Due to the strike at the invitation of the PNO Union of Seamen, the Aegean islands have not been able to reach the sea from Piraeus, the great harbor near Athens. There was a major traffic jam in the Athens roads due to the strike of the metro and tram and stopping the bus drivers.

The main trade union of the General Workers' Confederation (GSEE), after the collapse of the crisis (2010-2018), calls for the "minimum wage to rise to 751 euros" against 580 euros at present. "Unfortunately, the deterioration of public policy (…) requires that employees have a solid social security system, without compromising collective bargaining, employment, pensions and benefits," GSEE announced.

A rally in front of the Syntagma Square, Parliament, before the Parade in Strasbourg, Strong Demonstration Theater (2010-2014), will be held in the center of Athens at 09:00.

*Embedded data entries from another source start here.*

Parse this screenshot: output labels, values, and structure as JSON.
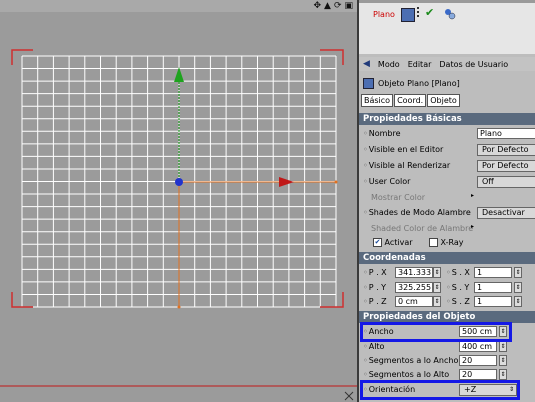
{
  "viewport": {
    "icons": [
      "move-icon",
      "triangle-icon",
      "rotate-icon",
      "maximize-icon"
    ],
    "icon_glyphs": [
      "✥",
      "▲",
      "⟳",
      "▣"
    ]
  },
  "object_manager": {
    "object_name": "Plano"
  },
  "attributes": {
    "menu": [
      "Modo",
      "Editar",
      "Datos de Usuario"
    ],
    "object_label": "Objeto Plano [Plano]",
    "tabs": [
      "Básico",
      "Coord.",
      "Objeto"
    ],
    "basic": {
      "title": "Propiedades Básicas",
      "nombre_label": "Nombre",
      "nombre_value": "Plano",
      "visible_editor_label": "Visible en el Editor",
      "visible_editor_value": "Por Defecto",
      "visible_render_label": "Visible al Renderizar",
      "visible_render_value": "Por Defecto",
      "user_color_label": "User Color",
      "user_color_value": "Off",
      "mostrar_color_label": "Mostrar Color",
      "shades_label": "Shades de Modo Alambre",
      "shades_value": "Desactivar",
      "shaded_color_label": "Shaded Color de Alambre",
      "activar_label": "Activar",
      "xray_label": "X-Ray"
    },
    "coords": {
      "title": "Coordenadas",
      "px_label": "P . X",
      "px_value": "341.333 c",
      "py_label": "P . Y",
      "py_value": "325.255 c",
      "pz_label": "P . Z",
      "pz_value": "0 cm",
      "sx_label": "S . X",
      "sx_value": "1",
      "sy_label": "S . Y",
      "sy_value": "1",
      "sz_label": "S . Z",
      "sz_value": "1"
    },
    "object": {
      "title": "Propiedades del Objeto",
      "ancho_label": "Ancho",
      "ancho_value": "500 cm",
      "alto_label": "Alto",
      "alto_value": "400 cm",
      "seg_ancho_label": "Segmentos a lo Ancho",
      "seg_ancho_value": "20",
      "seg_alto_label": "Segmentos a lo Alto",
      "seg_alto_value": "20",
      "orient_label": "Orientación",
      "orient_value": "+Z"
    }
  },
  "colors": {
    "highlight": "#1418e6",
    "section": "#5a6a7e",
    "axis_y": "#1ea31e",
    "axis_x": "#c01818",
    "origin": "#2233cc"
  }
}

Strike Justice Two weeks after the union's alliance, the journalist's strike has repeatedly called for wages and pensions to be raised over the past few years. According to a recent report by the International Labor Organization (ILO), Greek media reported that the average wage in Greece in 2008-2017 decreased by 3.1%.

The coalition government, headed by Alex Tsipras, has recently introduced the parliament with a budget proposal for 2019 that lenders will have a 2.5% growth rate and low incomes after the end of their creditors' plans.

In August, Greece had undergone severe surveillance over eight years after earning profits from international loans to avoid default on the debt crisis of the European Union and the International Monetary Fund. Despite the completion of its own correctional programs, the country tightens control over its lenders and up to 2022, including the initial fiscal surplus (excluding debt service), up to 3.5%. The unemployment rate remains the highest in the eurozone, with 19% in the second quarter, and most Greeks have always been economical.